Non-vanishing of Kolyvagin systems and Iwasawa theory
Ashay Burungale, Francesc Castella, Giada Grossi, Christopher Skinner
TL;DR
This paper proves Kolyvagin's conjecture on the non-vanishing of the p-adic Heegner point Kolyvagin system for primes p of good ordinary reduction that split in an imaginary quadratic field K, under mild hypotheses; it also establishes a refined conjecture expressing the divisibility index in terms of Tamagawa numbers and extends the analysis to Kato’s Beilinson–Kato Kolyvagin system.
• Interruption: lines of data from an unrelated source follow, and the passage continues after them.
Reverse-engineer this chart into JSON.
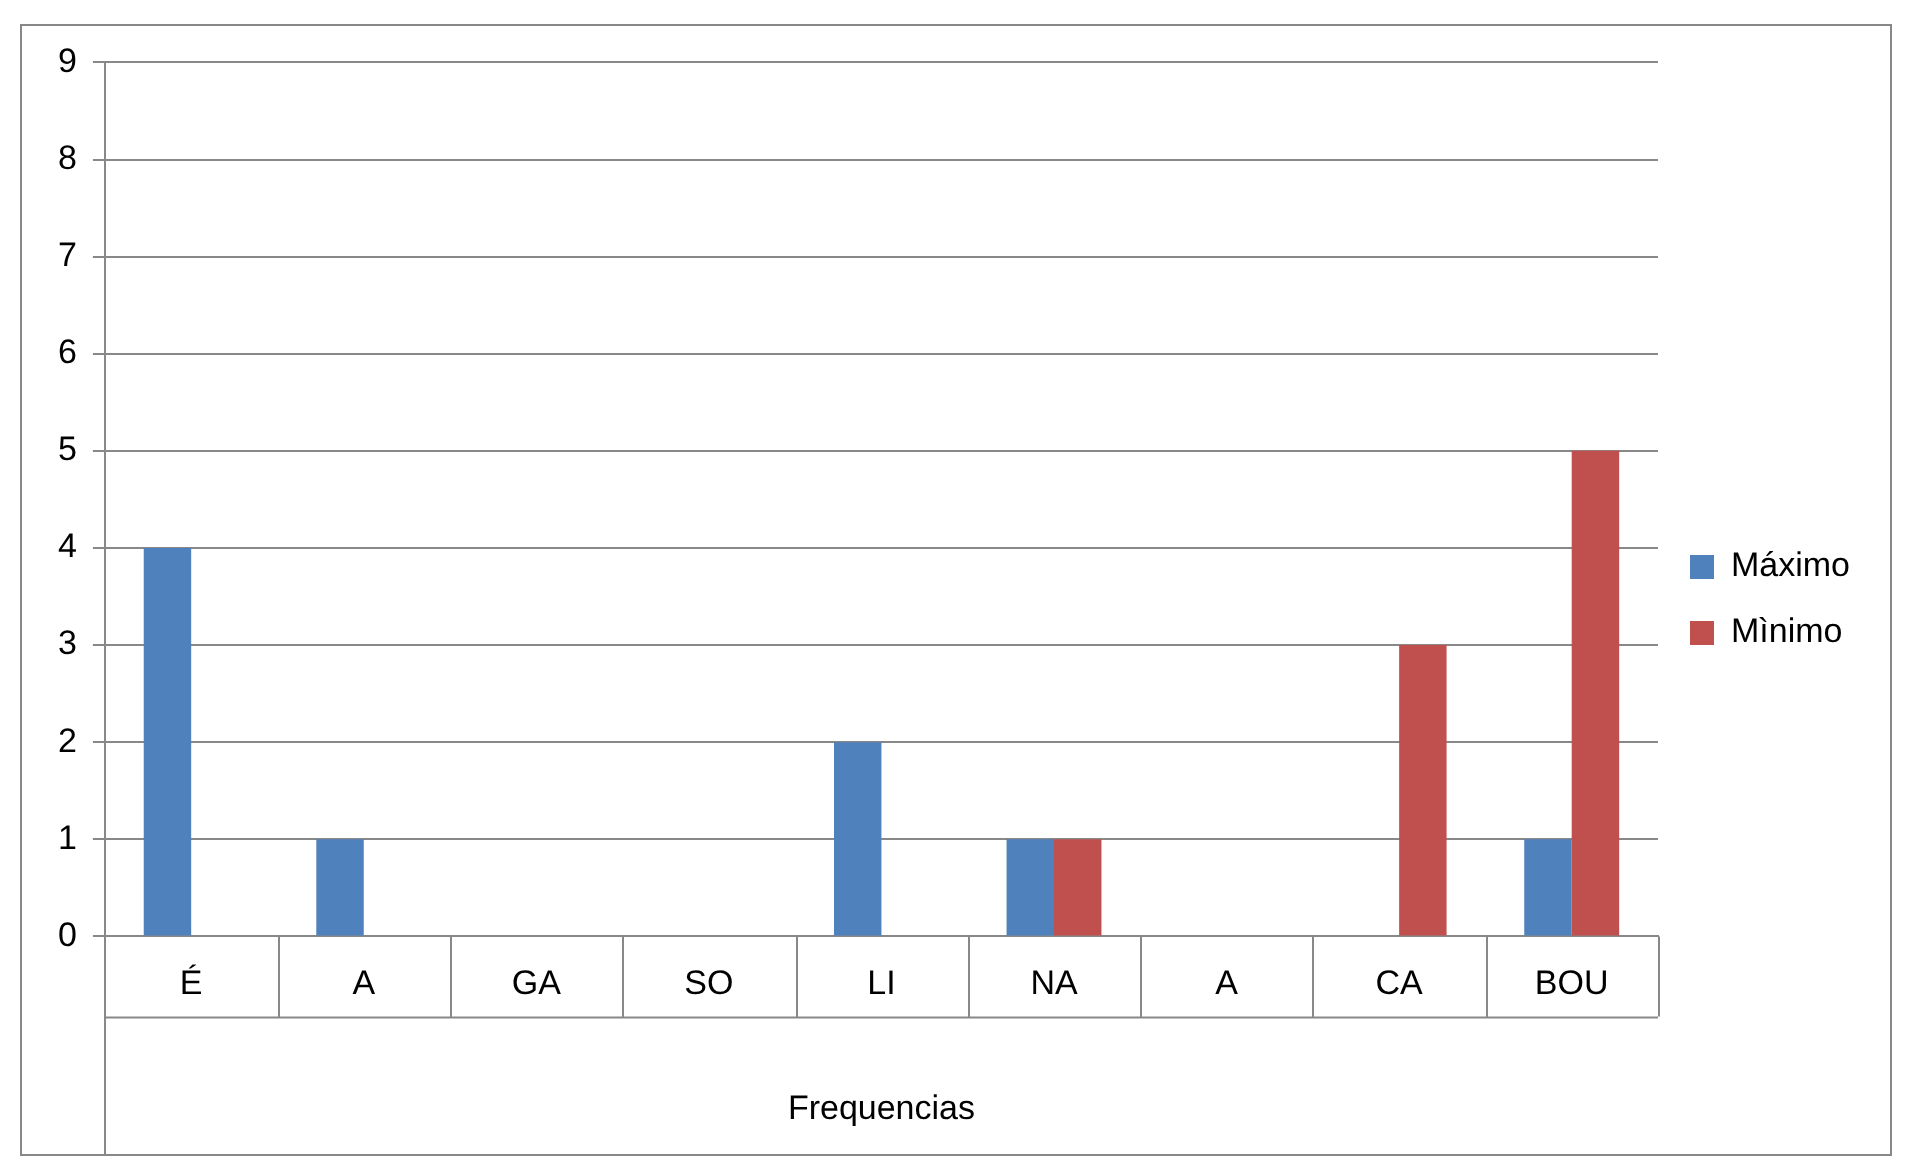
{
  "chart_data": {
    "type": "bar",
    "xlabel": "Frequencias",
    "categories": [
      "É",
      "A",
      "GA",
      "SO",
      "LI",
      "NA",
      "A",
      "CA",
      "BOU"
    ],
    "series": [
      {
        "name": "Máximo",
        "color": "#4f81bd",
        "values": [
          4,
          1,
          0,
          0,
          2,
          1,
          0,
          0,
          1
        ]
      },
      {
        "name": "Mìnimo",
        "color": "#c0504d",
        "values": [
          0,
          0,
          0,
          0,
          0,
          1,
          0,
          3,
          5
        ]
      }
    ],
    "ylim": [
      0,
      9
    ],
    "yticks": [
      0,
      1,
      2,
      3,
      4,
      5,
      6,
      7,
      8,
      9
    ],
    "grid": "y",
    "legend": "right"
  }
}
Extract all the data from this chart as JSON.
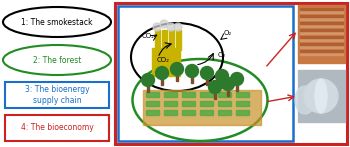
{
  "labels": [
    "1: The smokestack",
    "2: The forest",
    "3: The bioenergy\nsupply chain",
    "4: The bioeconomy"
  ],
  "label_colors": [
    "black",
    "#228B22",
    "#1a6fcc",
    "#cc2222"
  ],
  "outer_border_color": "#cc2222",
  "inner_border_color": "#1a6fcc",
  "green_ellipse_color": "#228B22",
  "black_ellipse_color": "black",
  "bg_color": "white",
  "co2_label": "CO₂",
  "o2_label": "O₂",
  "factory_color": "#c8b400",
  "tree_color": "#2d7a2d",
  "trunk_color": "#7a4e2d",
  "soil_color": "#c8922a",
  "crop_color": "#55aa44",
  "lumber_color": "#c87941",
  "lumber_stripe": "#d4956a",
  "lumber_dark": "#b06030",
  "paper_bg": "#b0b8c0",
  "paper_light": "#d0d8e0",
  "paper_lighter": "#e0e8f0"
}
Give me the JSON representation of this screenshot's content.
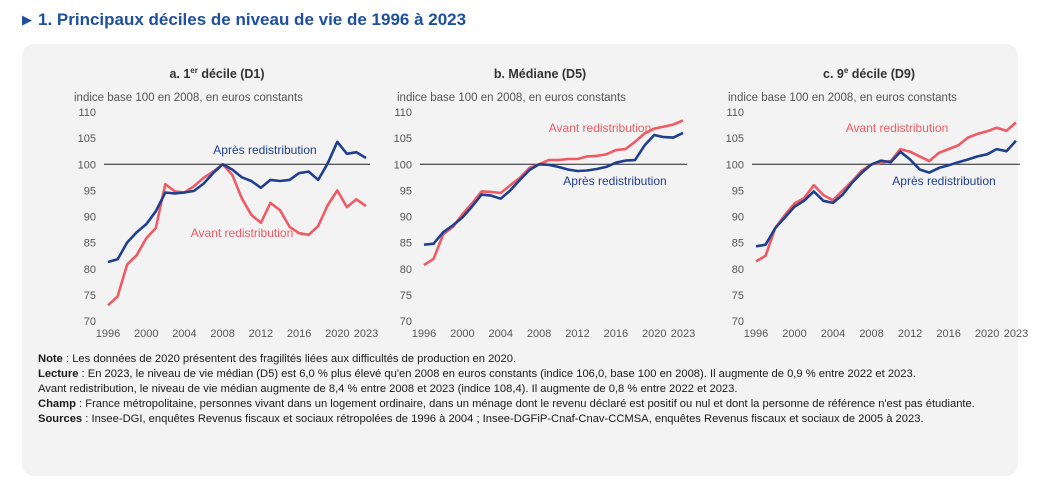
{
  "title": "1. Principaux déciles de niveau de vie de 1996 à 2023",
  "colors": {
    "apres": "#1f3f8f",
    "avant": "#f05a64",
    "ref": "#222222",
    "accent": "#1f4fa0"
  },
  "y_axis_ticks": [
    "110",
    "105",
    "100",
    "95",
    "90",
    "85",
    "80",
    "75",
    "70"
  ],
  "x_axis_ticks": [
    "1996",
    "2000",
    "2004",
    "2008",
    "2012",
    "2016",
    "2020",
    "2023"
  ],
  "charts": [
    {
      "title_prefix": "a. 1",
      "title_sup": "er",
      "title_suffix": " décile (D1)",
      "subtitle": "indice base 100 en 2008, en euros constants",
      "label_apres": "Après redistribution",
      "label_avant": "Avant redistribution"
    },
    {
      "title_prefix": "b. Médiane (D5)",
      "title_sup": "",
      "title_suffix": "",
      "subtitle": "indice base 100 en 2008, en euros constants",
      "label_apres": "Après redistribution",
      "label_avant": "Avant redistribution"
    },
    {
      "title_prefix": "c. 9",
      "title_sup": "e",
      "title_suffix": " décile (D9)",
      "subtitle": "indice base 100 en 2008, en euros constants",
      "label_apres": "Après redistribution",
      "label_avant": "Avant redistribution"
    }
  ],
  "notes": {
    "note_label": "Note",
    "note_text": " : Les données de 2020 présentent des fragilités liées aux difficultés de production en 2020.",
    "lecture_label": "Lecture",
    "lecture_text": " : En 2023, le niveau de vie médian (D5) est 6,0 % plus élevé qu'en 2008 en euros constants (indice 106,0, base 100 en 2008). Il augmente de 0,9 % entre 2022 et 2023.",
    "lecture_text2": "Avant redistribution, le niveau de vie médian augmente de 8,4 % entre 2008 et 2023 (indice 108,4). Il augmente de 0,8 % entre 2022 et 2023.",
    "champ_label": "Champ",
    "champ_text": " : France métropolitaine, personnes vivant dans un logement ordinaire, dans un ménage dont le revenu déclaré est positif ou nul et dont la personne de référence n'est pas étudiante.",
    "sources_label": "Sources",
    "sources_text": " : Insee-DGI, enquêtes Revenus fiscaux et sociaux rétropolées de 1996 à 2004 ; Insee-DGFiP-Cnaf-Cnav-CCMSA, enquêtes Revenus fiscaux et sociaux de 2005 à 2023."
  },
  "chart_data": [
    {
      "type": "line",
      "title": "a. 1er décile (D1)",
      "ylabel": "indice base 100 en 2008, en euros constants",
      "ylim": [
        70,
        110
      ],
      "reference_line": 100,
      "x": [
        1996,
        1997,
        1998,
        1999,
        2000,
        2001,
        2002,
        2003,
        2004,
        2005,
        2006,
        2007,
        2008,
        2009,
        2010,
        2011,
        2012,
        2013,
        2014,
        2015,
        2016,
        2017,
        2018,
        2019,
        2020,
        2021,
        2022,
        2023
      ],
      "series": [
        {
          "name": "Après redistribution",
          "values": [
            81.3,
            81.8,
            85.0,
            87.0,
            88.5,
            91.0,
            94.6,
            94.4,
            94.6,
            94.9,
            96.3,
            98.3,
            100.0,
            99.0,
            97.5,
            96.8,
            95.5,
            97.0,
            96.8,
            97.0,
            98.3,
            98.6,
            97.0,
            100.2,
            104.3,
            102.0,
            102.3,
            101.2
          ]
        },
        {
          "name": "Avant redistribution",
          "values": [
            73.0,
            74.7,
            80.8,
            82.6,
            85.8,
            87.8,
            96.2,
            94.8,
            94.6,
            95.8,
            97.4,
            98.6,
            100.0,
            98.0,
            93.5,
            90.3,
            88.8,
            92.6,
            91.2,
            88.0,
            86.8,
            86.5,
            88.2,
            92.2,
            95.0,
            91.8,
            93.3,
            92.0
          ]
        }
      ]
    },
    {
      "type": "line",
      "title": "b. Médiane (D5)",
      "ylabel": "indice base 100 en 2008, en euros constants",
      "ylim": [
        70,
        110
      ],
      "reference_line": 100,
      "x": [
        1996,
        1997,
        1998,
        1999,
        2000,
        2001,
        2002,
        2003,
        2004,
        2005,
        2006,
        2007,
        2008,
        2009,
        2010,
        2011,
        2012,
        2013,
        2014,
        2015,
        2016,
        2017,
        2018,
        2019,
        2020,
        2021,
        2022,
        2023
      ],
      "series": [
        {
          "name": "Après redistribution",
          "values": [
            84.6,
            84.8,
            87.0,
            88.3,
            89.8,
            91.9,
            94.2,
            94.0,
            93.4,
            95.0,
            97.0,
            98.9,
            100.0,
            99.9,
            99.5,
            99.0,
            98.7,
            98.8,
            99.1,
            99.5,
            100.3,
            100.7,
            100.8,
            103.6,
            105.6,
            105.2,
            105.1,
            106.0
          ]
        },
        {
          "name": "Avant redistribution",
          "values": [
            80.7,
            81.9,
            86.6,
            88.0,
            90.4,
            92.5,
            94.8,
            94.7,
            94.5,
            96.0,
            97.4,
            99.3,
            100.0,
            100.8,
            100.8,
            101.0,
            101.0,
            101.5,
            101.6,
            101.9,
            102.7,
            102.9,
            104.3,
            105.9,
            106.8,
            107.2,
            107.6,
            108.4
          ]
        }
      ]
    },
    {
      "type": "line",
      "title": "c. 9e décile (D9)",
      "ylabel": "indice base 100 en 2008, en euros constants",
      "ylim": [
        70,
        110
      ],
      "reference_line": 100,
      "x": [
        1996,
        1997,
        1998,
        1999,
        2000,
        2001,
        2002,
        2003,
        2004,
        2005,
        2006,
        2007,
        2008,
        2009,
        2010,
        2011,
        2012,
        2013,
        2014,
        2015,
        2016,
        2017,
        2018,
        2019,
        2020,
        2021,
        2022,
        2023
      ],
      "series": [
        {
          "name": "Après redistribution",
          "values": [
            84.3,
            84.6,
            87.8,
            89.8,
            91.9,
            93.0,
            94.8,
            93.0,
            92.6,
            94.2,
            96.5,
            98.4,
            100.0,
            100.7,
            100.4,
            102.4,
            100.9,
            99.0,
            98.4,
            99.3,
            99.8,
            100.4,
            100.9,
            101.5,
            101.9,
            102.9,
            102.5,
            104.5
          ]
        },
        {
          "name": "Avant redistribution",
          "values": [
            81.4,
            82.5,
            87.8,
            90.3,
            92.5,
            93.5,
            96.0,
            94.1,
            93.1,
            95.0,
            96.8,
            98.8,
            100.0,
            100.3,
            100.6,
            102.9,
            102.4,
            101.5,
            100.6,
            102.2,
            102.9,
            103.6,
            105.1,
            105.8,
            106.3,
            107.0,
            106.4,
            108.0
          ]
        }
      ]
    }
  ]
}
The authors leverage anticyclotomic Iwasawa theory, Λ-adic Kolyvagin systems, and recent Main Conjectures to relate non-vanishing of base classes to p-adic L-values, and to translate these into precise Selmer-group information. A cyclotomic analogue is developed via Kato’s Euler system, proving non-vanishing of Kato’s Kolyvagin system under cyclotomic Main Conjectures and connecting to the MSD p-adic L-function. Overall, the work bridges Heegner-point and Kato-based Euler systems through a unified Iwasawa-theoretic framework, yielding concrete divisibility formulas and refined conjectures that illuminate the relationship between L-values, Tamagawa factors, and Selmer groups.
Abstract
Let $E/\mathbb{Q}$ be an elliptic curve and $p$ an odd prime. In 1991 Kolyvagin conjectured that the system of cohomology classes for torsion quotients of the $p$-adic Tate module of $E$ derived from Heegner points over ring class fields of a suitable imaginary quadratic field $K$ (i.e., the Heegner point Kolyvagin system of $E/K$) is non-trivial. In this paper we prove Kolyvagin's conjecture when $p$ is a prime of good ordinary reduction for $E$ that splits in $K$. In particular, our results cover many cases where $p$ is an Eisenstein prime for $E$, complementing Wei Zhang's earlier results on the conjecture by a different approach. Our methods also yield a proof of a refinement of Kolyvagin's conjecture expressing the divisibility index of the Heegner point Kolyvagin system in terms of the Tamagawa numbers of $E$, as conjectured by Wei Zhang in 2014, as well as proofs of analogous results for the Kolyvagin system obtained from Kato's Euler system.